CONTRARRAZÕES: em suas contrarrazões, o Agravante alegou que i) não existe prejuízo apontado pelo agravante na manutenção das averbação da ação possessória de n.º 0000439-58.2010.8.18.004 matrículas de n.º 3.297, 3.299, 3.319, 3.301, 3.296, 3.296, 3.300, 2.263, 2.264, 2.262, 2012, 1931, 499 e 1932; ii) é importante considerar que o objetivo da legislação é proteger terceiros de boa-fé com a informação transparente nos registros dos imóveis, logo, seria mais cauteloso a manutenção da informação transparente para que terceiros tenham acesso; iii) o imóvel denominado Fazenda São Sebastião pertencente à Agravada está sendo invadido pela fazenda Colheres, que é uma unificação de 22 imóveis, sendo, portanto, importante manter a averbação da informação em todos os registros pertencentes à fazenda invasora.
PARECER MINISTERIAL (14197462): O ministério público não se manifestou sobre o mérito por considerar ausente o interesse público da demanda.
VOTO
1. CONHECIMENTO DO AGRAVO DE INSTRUMENTO
De saída, necessário analisar o conhecimento, ou não, do presente Agravo de Instrumento.
O art. 1.015 do CPC/15, inciso I, que prevê a possibilidade de manejo de Agravo de instrumento contra decisões que tratem de: “I - tutelas provisórias;”
Desse modo, e ainda considerando que o presente Agravo de Instrumento é tempestivo, preenche os requisitos dos arts. 1.016 e 1.017 do CPC/15, preparo devidamente recolhido (id. 4057909), conheço do recurso.
2. MÉRITO
Conforme relatado, o mérito da presente demanda orbita a necessidade de manter a informação acerca da existência da ação possessória de n.º 0000439-58.2010.8.18.004 averbada nas matrículas de n.º 3.297, 3.299, 3.319, 3.301, 3.296, 3.296, 3.300, 2.263, 2.264, 2.262, 2012, 1931, 499 e 1932.
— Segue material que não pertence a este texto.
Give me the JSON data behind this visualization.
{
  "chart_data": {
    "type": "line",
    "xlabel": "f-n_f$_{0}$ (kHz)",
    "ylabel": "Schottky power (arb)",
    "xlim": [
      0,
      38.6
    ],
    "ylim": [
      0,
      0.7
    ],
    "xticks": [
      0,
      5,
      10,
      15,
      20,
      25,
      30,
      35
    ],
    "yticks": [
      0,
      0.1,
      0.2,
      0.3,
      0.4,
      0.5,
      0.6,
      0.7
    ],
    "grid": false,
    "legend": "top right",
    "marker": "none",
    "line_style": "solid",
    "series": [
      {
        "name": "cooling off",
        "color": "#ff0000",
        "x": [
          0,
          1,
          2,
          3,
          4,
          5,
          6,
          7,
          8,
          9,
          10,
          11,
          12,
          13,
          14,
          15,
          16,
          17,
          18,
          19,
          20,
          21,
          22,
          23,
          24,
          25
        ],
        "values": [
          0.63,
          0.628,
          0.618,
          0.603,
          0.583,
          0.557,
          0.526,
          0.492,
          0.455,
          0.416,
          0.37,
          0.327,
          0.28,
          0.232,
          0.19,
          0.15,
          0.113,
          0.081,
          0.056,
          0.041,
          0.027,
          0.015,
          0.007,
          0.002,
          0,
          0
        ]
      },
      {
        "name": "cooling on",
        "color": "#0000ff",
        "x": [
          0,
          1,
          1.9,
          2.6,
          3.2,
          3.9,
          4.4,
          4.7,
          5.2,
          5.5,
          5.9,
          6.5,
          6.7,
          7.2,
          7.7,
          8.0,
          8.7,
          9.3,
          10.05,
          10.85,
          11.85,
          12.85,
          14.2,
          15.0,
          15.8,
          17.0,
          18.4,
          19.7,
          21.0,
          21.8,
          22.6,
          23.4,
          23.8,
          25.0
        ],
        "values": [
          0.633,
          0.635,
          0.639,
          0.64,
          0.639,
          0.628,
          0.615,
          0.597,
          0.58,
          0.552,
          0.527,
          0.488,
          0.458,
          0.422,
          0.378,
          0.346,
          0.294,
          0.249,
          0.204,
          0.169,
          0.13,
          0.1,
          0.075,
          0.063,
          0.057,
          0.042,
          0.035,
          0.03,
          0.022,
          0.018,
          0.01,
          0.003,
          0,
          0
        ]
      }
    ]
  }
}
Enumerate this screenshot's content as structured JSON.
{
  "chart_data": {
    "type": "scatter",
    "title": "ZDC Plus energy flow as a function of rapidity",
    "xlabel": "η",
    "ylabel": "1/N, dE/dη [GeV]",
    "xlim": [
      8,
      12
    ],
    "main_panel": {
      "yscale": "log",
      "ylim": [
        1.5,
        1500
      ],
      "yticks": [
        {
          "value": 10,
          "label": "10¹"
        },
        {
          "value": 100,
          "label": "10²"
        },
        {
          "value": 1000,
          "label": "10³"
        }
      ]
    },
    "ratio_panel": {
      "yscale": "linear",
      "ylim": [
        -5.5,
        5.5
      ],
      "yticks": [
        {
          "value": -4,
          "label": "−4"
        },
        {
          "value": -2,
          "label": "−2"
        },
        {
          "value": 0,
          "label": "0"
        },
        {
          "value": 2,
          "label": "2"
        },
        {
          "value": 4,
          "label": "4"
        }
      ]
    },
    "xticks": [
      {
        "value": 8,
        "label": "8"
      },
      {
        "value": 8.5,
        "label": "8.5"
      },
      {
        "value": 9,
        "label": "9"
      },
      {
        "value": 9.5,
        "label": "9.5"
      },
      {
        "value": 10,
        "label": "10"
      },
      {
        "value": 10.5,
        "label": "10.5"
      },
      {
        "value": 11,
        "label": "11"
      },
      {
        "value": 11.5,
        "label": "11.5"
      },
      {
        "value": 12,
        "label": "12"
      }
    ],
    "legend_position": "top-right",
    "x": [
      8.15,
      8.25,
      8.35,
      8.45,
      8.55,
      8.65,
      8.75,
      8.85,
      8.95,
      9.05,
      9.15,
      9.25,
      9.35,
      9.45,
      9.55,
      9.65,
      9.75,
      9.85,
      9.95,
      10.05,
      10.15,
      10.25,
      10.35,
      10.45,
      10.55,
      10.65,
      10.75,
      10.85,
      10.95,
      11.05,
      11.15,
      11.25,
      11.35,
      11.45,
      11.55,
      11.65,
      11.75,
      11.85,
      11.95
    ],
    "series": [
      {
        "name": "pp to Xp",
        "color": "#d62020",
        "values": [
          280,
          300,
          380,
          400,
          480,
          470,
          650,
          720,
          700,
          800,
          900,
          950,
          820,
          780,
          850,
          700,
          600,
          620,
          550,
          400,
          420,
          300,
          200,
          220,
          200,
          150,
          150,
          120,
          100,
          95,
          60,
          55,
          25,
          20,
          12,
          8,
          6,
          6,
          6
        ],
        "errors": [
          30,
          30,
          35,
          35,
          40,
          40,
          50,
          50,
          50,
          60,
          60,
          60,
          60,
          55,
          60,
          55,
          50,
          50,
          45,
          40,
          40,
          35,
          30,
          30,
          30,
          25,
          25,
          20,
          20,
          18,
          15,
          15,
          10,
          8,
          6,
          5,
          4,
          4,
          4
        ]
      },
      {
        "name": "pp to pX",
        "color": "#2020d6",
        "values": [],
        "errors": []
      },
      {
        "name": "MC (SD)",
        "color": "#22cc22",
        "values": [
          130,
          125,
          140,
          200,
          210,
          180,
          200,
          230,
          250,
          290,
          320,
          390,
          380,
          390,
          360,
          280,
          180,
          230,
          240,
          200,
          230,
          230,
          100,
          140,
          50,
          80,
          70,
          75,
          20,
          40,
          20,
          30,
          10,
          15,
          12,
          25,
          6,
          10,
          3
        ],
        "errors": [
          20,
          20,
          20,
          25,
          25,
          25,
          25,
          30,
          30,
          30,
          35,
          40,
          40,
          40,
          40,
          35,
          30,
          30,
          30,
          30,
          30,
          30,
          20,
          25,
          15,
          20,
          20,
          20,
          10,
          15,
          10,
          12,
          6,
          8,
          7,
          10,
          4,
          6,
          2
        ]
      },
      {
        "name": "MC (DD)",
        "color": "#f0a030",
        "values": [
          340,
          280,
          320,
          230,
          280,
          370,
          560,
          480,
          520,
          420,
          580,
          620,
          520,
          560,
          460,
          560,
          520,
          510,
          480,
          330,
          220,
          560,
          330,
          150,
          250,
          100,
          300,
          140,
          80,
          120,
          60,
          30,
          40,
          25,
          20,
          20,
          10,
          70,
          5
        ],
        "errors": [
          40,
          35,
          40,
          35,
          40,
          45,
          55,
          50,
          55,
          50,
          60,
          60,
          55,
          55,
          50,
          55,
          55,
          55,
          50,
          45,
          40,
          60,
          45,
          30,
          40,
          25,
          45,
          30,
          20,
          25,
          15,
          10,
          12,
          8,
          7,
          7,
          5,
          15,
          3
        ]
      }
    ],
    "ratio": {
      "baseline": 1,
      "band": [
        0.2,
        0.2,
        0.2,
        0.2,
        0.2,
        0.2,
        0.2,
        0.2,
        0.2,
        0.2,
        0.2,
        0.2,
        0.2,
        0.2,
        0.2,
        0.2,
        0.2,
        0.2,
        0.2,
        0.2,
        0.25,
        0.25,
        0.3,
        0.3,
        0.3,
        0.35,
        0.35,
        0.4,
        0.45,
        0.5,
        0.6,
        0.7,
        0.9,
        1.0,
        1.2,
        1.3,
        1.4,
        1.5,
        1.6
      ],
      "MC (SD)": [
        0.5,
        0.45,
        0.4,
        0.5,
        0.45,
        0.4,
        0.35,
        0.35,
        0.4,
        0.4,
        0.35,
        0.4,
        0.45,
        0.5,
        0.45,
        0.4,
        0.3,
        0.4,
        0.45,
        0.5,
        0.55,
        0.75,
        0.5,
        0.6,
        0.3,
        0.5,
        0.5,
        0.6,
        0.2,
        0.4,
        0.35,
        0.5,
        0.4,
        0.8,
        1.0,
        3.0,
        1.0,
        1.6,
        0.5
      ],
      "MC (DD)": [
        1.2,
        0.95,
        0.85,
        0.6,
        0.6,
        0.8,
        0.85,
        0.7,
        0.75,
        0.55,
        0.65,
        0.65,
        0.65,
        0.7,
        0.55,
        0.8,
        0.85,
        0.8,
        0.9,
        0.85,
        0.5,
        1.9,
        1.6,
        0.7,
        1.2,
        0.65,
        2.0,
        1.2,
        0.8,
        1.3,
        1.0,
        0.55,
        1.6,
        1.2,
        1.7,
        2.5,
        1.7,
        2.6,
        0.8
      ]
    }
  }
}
Defende a parte Agravante a ausência de previsão legal para a referida averbação e a possibilidade de tal ato acarretar-lhe sérios prejuízos financeiros, em especial perante as instituições de crédito, considerando a finalidade principal dos imóveis que é a produção rural.
No entanto, de forma contrária ao que defende o Agravante, tal averbação está prevista de forma obrigatória na Lei de Registros Públicos, sendo, inclusive, facultado ao próprio interessado obter a certidão de distribuição do processo e formalizar requerimento junto ao Oficial de Registro de Imóveis, além da opção de requerer ao juízo a expedição de mandado de averbação. É o que se lê nos arts. 167, I, “21”, c/c art. 169, I, e art. 13, I e II, todos da Lei de Registro Públicos, in verbis:
Lei de Registro Públicos
Art. 167 – No Registro de Imóveis, além da matrícula, serão feitos:
I – o registro: (....)
21) das citações de ações reais ou pessoais reipersecutórios, relativas a imóveis;
Art. 169 – Todos os atos enumerados no art. 167 são obrigatórios e efetuar-se-ão no Cartório da situação do imóvel, salvo: (...).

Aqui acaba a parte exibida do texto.